After this the old man appeared to be pondering; indeed, his thoughts could hardly be said to be present when he uttered the words.  For though the tabernacle was getting shaky by reason of years and merry living, so that what was going on inside might often be guessed without by the movement of the hangings, as in a puppet-show with worn canvas, he could be quiet enough when scheming any plot of particular neatness, which had less emotion than impishness in it.  Such an innocent amusement he was pondering now.

Before leaving her, he asked if she would accompany him to a morning instrumental concert at Melchester, which was to take place in the course of that week for the benefit of some local institution.

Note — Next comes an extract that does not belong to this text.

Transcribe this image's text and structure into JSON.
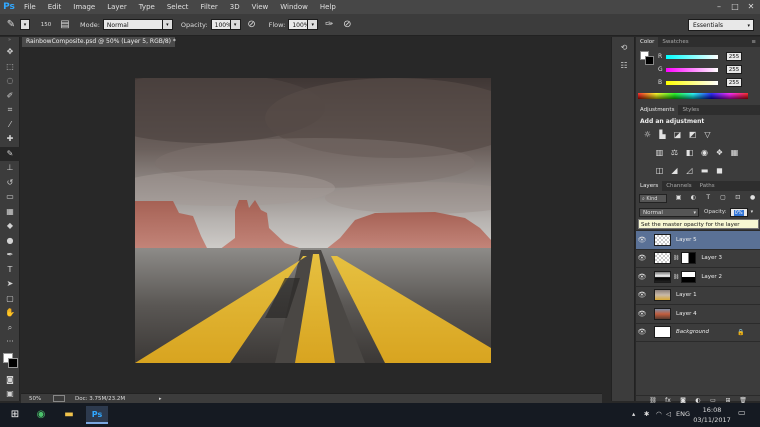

‘Melchester,’ she repeated faintly, and observed him as searchingly as it was possible to do without exposing herself to a raking fire in return.  Could he know that Christopher was living there, and was this said in prolongation of his recent suspicion?  But Lord Mountclere’s face gave no sign.

‘You forget one fatal objection,’ said she; ‘the secrecy in which it is imperative that the engagement between us should be kept.’

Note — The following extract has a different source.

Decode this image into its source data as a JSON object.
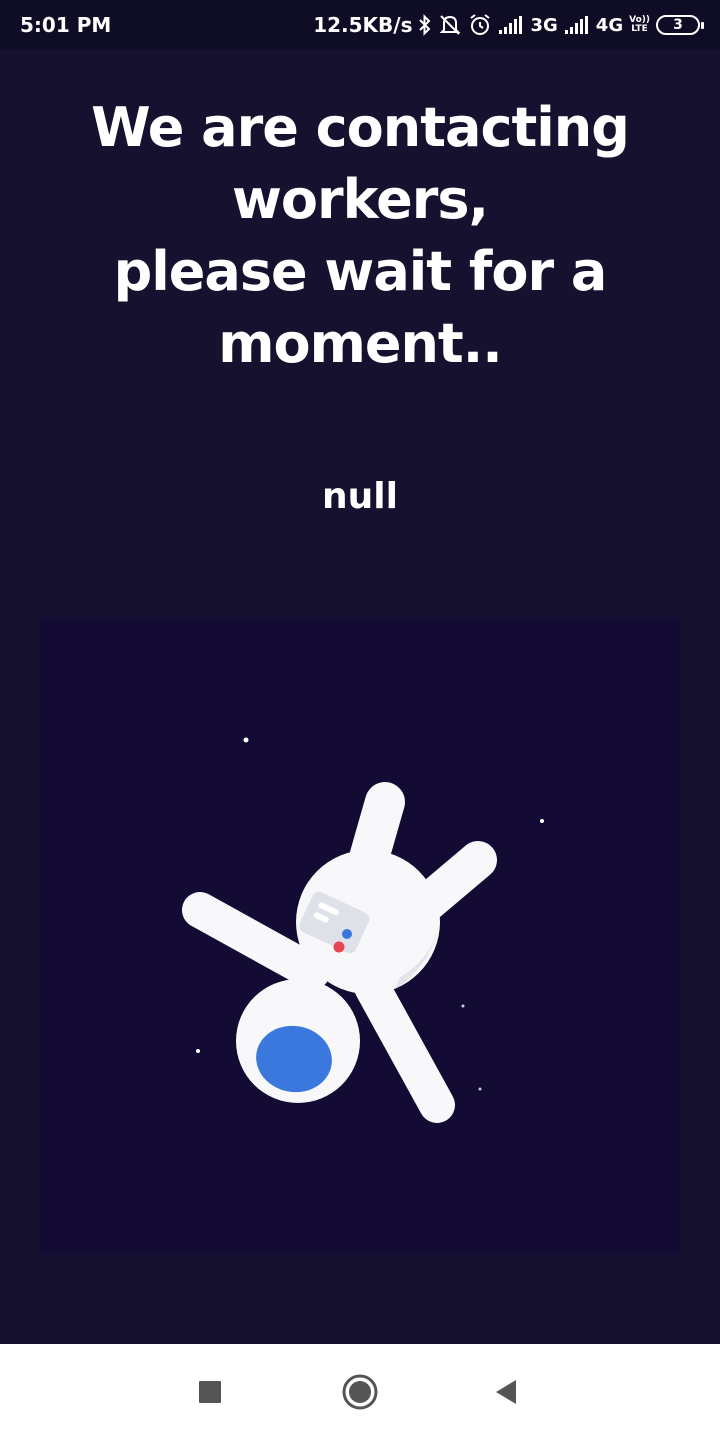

‘I am not known in Melchester without my carriage; nor are you.’

‘We may be known by somebody on the road.’

‘Then let it be arranged in this way.  I will not call here to take you up, but will meet you at the station at Anglebury; and we can go on together by train without notice.  Surely there can be no objection to that?  It would be mere prudishness to object, since we are to become one so shortly.’  He spoke a little impatiently.  It was plain that he particularly wanted her to go to Melchester.

‘I merely meant that there was a chance of discovery in our going out together.  And discovery means no marriage.’  She was pale now, and sick at heart, for it seemed that the viscount must be aware that Christopher dwelt at that place, and was about to test her concerning him.

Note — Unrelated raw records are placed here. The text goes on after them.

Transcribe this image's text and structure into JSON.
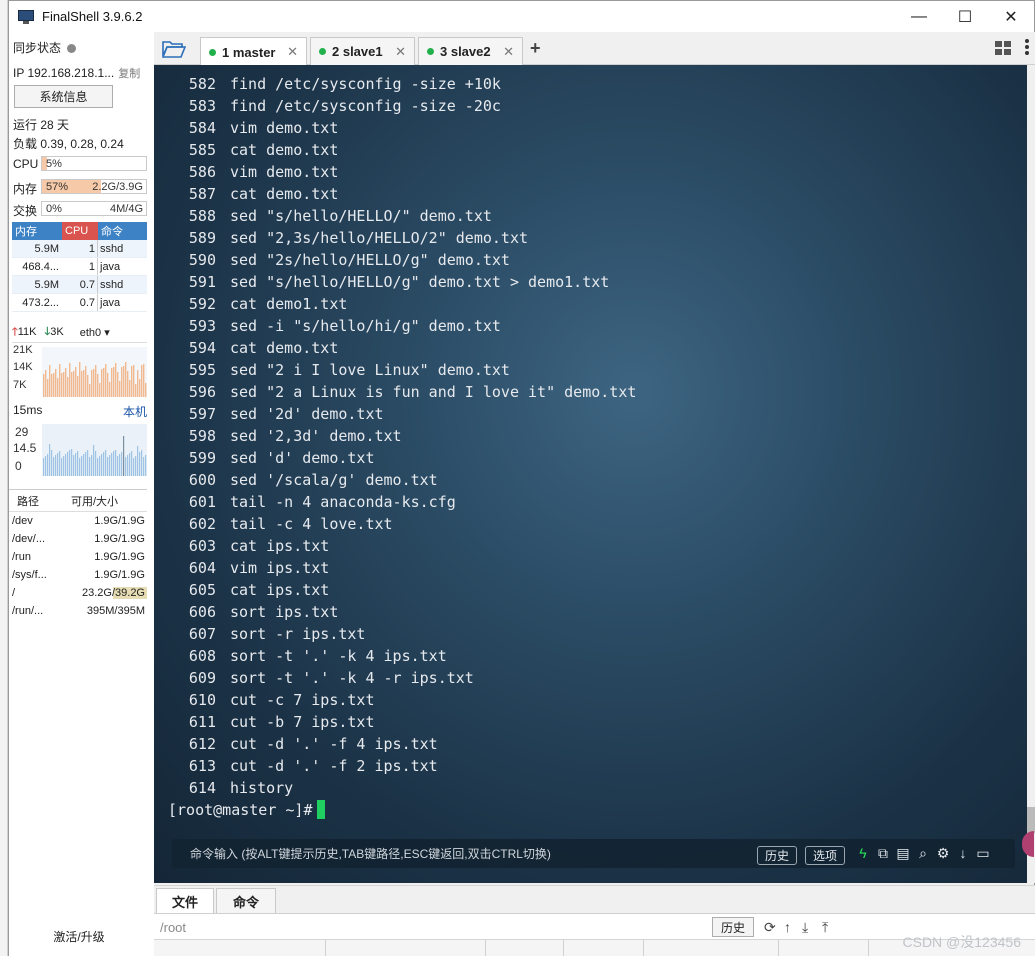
{
  "window": {
    "title": "FinalShell 3.9.6.2",
    "minimize": "—",
    "maximize": "☐",
    "close": "✕"
  },
  "sidebar": {
    "sync_label": "同步状态",
    "ip": "IP 192.168.218.1...",
    "copy": "复制",
    "sysinfo_button": "系统信息",
    "uptime": "运行 28 天",
    "load": "负载 0.39, 0.28, 0.24",
    "cpu": {
      "label": "CPU",
      "value": "5%",
      "fill": 0.05
    },
    "mem": {
      "label": "内存",
      "value": "57%",
      "detail": "2.2G/3.9G",
      "fill": 0.57
    },
    "swap": {
      "label": "交换",
      "value": "0%",
      "detail": "4M/4G",
      "fill": 0.0
    },
    "process_headers": [
      "内存",
      "CPU",
      "命令"
    ],
    "processes": [
      {
        "mem": "5.9M",
        "cpu": "1",
        "cmd": "sshd"
      },
      {
        "mem": "468.4...",
        "cpu": "1",
        "cmd": "java"
      },
      {
        "mem": "5.9M",
        "cpu": "0.7",
        "cmd": "sshd"
      },
      {
        "mem": "473.2...",
        "cpu": "0.7",
        "cmd": "java"
      }
    ],
    "net": {
      "up": "11K",
      "down": "3K",
      "iface": "eth0",
      "ticks": [
        "21K",
        "14K",
        "7K"
      ]
    },
    "latency": {
      "ms": "15ms",
      "host": "本机",
      "ticks": [
        "29",
        "14.5",
        "0"
      ]
    },
    "disk_headers": [
      "路径",
      "可用/大小"
    ],
    "disks": [
      {
        "path": "/dev",
        "size": "1.9G/1.9G"
      },
      {
        "path": "/dev/...",
        "size": "1.9G/1.9G"
      },
      {
        "path": "/run",
        "size": "1.9G/1.9G"
      },
      {
        "path": "/sys/f...",
        "size": "1.9G/1.9G"
      },
      {
        "path": "/",
        "size": "23.2G/39.2G"
      },
      {
        "path": "/run/...",
        "size": "395M/395M"
      }
    ],
    "activate": "激活/升级"
  },
  "tabs": [
    {
      "label": "1 master",
      "active": true
    },
    {
      "label": "2 slave1",
      "active": false
    },
    {
      "label": "3 slave2",
      "active": false
    }
  ],
  "tab_close": "✕",
  "tab_add": "+",
  "terminal": {
    "lines": [
      {
        "num": "582",
        "cmd": "find /etc/sysconfig -size +10k"
      },
      {
        "num": "583",
        "cmd": "find /etc/sysconfig -size -20c"
      },
      {
        "num": "584",
        "cmd": "vim demo.txt"
      },
      {
        "num": "585",
        "cmd": "cat demo.txt"
      },
      {
        "num": "586",
        "cmd": "vim demo.txt"
      },
      {
        "num": "587",
        "cmd": "cat demo.txt"
      },
      {
        "num": "588",
        "cmd": "sed \"s/hello/HELLO/\" demo.txt"
      },
      {
        "num": "589",
        "cmd": "sed \"2,3s/hello/HELLO/2\" demo.txt"
      },
      {
        "num": "590",
        "cmd": "sed \"2s/hello/HELLO/g\" demo.txt"
      },
      {
        "num": "591",
        "cmd": "sed \"s/hello/HELLO/g\" demo.txt > demo1.txt"
      },
      {
        "num": "592",
        "cmd": "cat demo1.txt"
      },
      {
        "num": "593",
        "cmd": "sed -i \"s/hello/hi/g\" demo.txt"
      },
      {
        "num": "594",
        "cmd": "cat demo.txt"
      },
      {
        "num": "595",
        "cmd": "sed \"2 i I love Linux\" demo.txt"
      },
      {
        "num": "596",
        "cmd": "sed \"2 a Linux is fun and I love it\" demo.txt"
      },
      {
        "num": "597",
        "cmd": "sed '2d' demo.txt"
      },
      {
        "num": "598",
        "cmd": "sed '2,3d' demo.txt"
      },
      {
        "num": "599",
        "cmd": "sed 'd' demo.txt"
      },
      {
        "num": "600",
        "cmd": "sed '/scala/g' demo.txt"
      },
      {
        "num": "601",
        "cmd": "tail -n 4 anaconda-ks.cfg"
      },
      {
        "num": "602",
        "cmd": "tail -c 4 love.txt"
      },
      {
        "num": "603",
        "cmd": "cat ips.txt"
      },
      {
        "num": "604",
        "cmd": "vim ips.txt"
      },
      {
        "num": "605",
        "cmd": "cat ips.txt"
      },
      {
        "num": "606",
        "cmd": "sort ips.txt"
      },
      {
        "num": "607",
        "cmd": "sort -r ips.txt"
      },
      {
        "num": "608",
        "cmd": "sort -t '.' -k 4 ips.txt"
      },
      {
        "num": "609",
        "cmd": "sort -t '.' -k 4 -r ips.txt"
      },
      {
        "num": "610",
        "cmd": "cut -c 7 ips.txt"
      },
      {
        "num": "611",
        "cmd": "cut -b 7 ips.txt"
      },
      {
        "num": "612",
        "cmd": "cut -d '.' -f 4 ips.txt"
      },
      {
        "num": "613",
        "cmd": "cut -d '.' -f 2 ips.txt"
      },
      {
        "num": "614",
        "cmd": "history"
      }
    ],
    "prompt": "[root@master ~]#"
  },
  "command_bar": {
    "placeholder": "命令输入 (按ALT键提示历史,TAB键路径,ESC键返回,双击CTRL切换)",
    "history_button": "历史",
    "options_button": "选项"
  },
  "bottom": {
    "tabs": [
      "文件",
      "命令"
    ],
    "path": "/root",
    "history_button": "历史"
  },
  "watermark": "CSDN @没123456",
  "colors": {
    "terminal_bg": "#2a4a63",
    "cursor": "#1fd060",
    "tab_dot": "#21b04b",
    "mem_header": "#3e82c6",
    "cpu_header": "#d9534f"
  }
}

‘Why does it mean no marriage?’ said he.

‘My father might, and almost certainly would, object to it.  Although he cannot control me, he might entreat me.’

‘Why would he object?’ said Lord Mountclere uneasily, and somewhat haughtily.

‘I don’t know.’

‘But you will be my wife — say again that you will.’

‘I will.’

He breathed.  ‘He will not object — hee-hee!’ he said.  ‘O no — I think you will be mine now.’

‘I have said so.  But look to me all the same.’

‘You malign yourself, dear one.  But you will meet me at Anglebury, as I wish, and go on to Melchester with me?’

‘I shall be pleased to — if my sister may accompany me.’

‘Ah — your sister.  Yes, of course.’

They settled the time of the journey, and when the visit had been stretched out as long as it reasonably could be with propriety, Lord Mountclere took his leave.

When he was again seated on the driving-phaeton which he had brought that day, Lord Mountclere looked gleeful, and shrewd enough in his own opinion to outwit Mephistopheles.  As soon as they were ascending a hill, and he could find time to free his hand, he pulled off his glove, and drawing from his pocket a programme of the Melchester concert referred to, contemplated therein the name of one of the intended performers.  The name was that of Mr. C. Julian.  Replacing it again, he looked ahead, and some time after murmured with wily mirth, ‘An excellent test — a lucky thought!’

Nothing of importance occurred during the intervening days.  At two o’clock on the appointed afternoon Ethelberta stepped from the train at Melchester with the viscount, who had met her as proposed; she was followed behind by Picotee.

The concert was to be held at the Town-hall half-an-hour later.  They entered a fly in waiting, and secure from recognition, were driven leisurely in that direction, Picotee silent and absorbed with her own thoughts.

‘There’s the Cathedral,’ said Lord Mountclere humorously, as they caught a view of one of its towers through a street leading into the Close.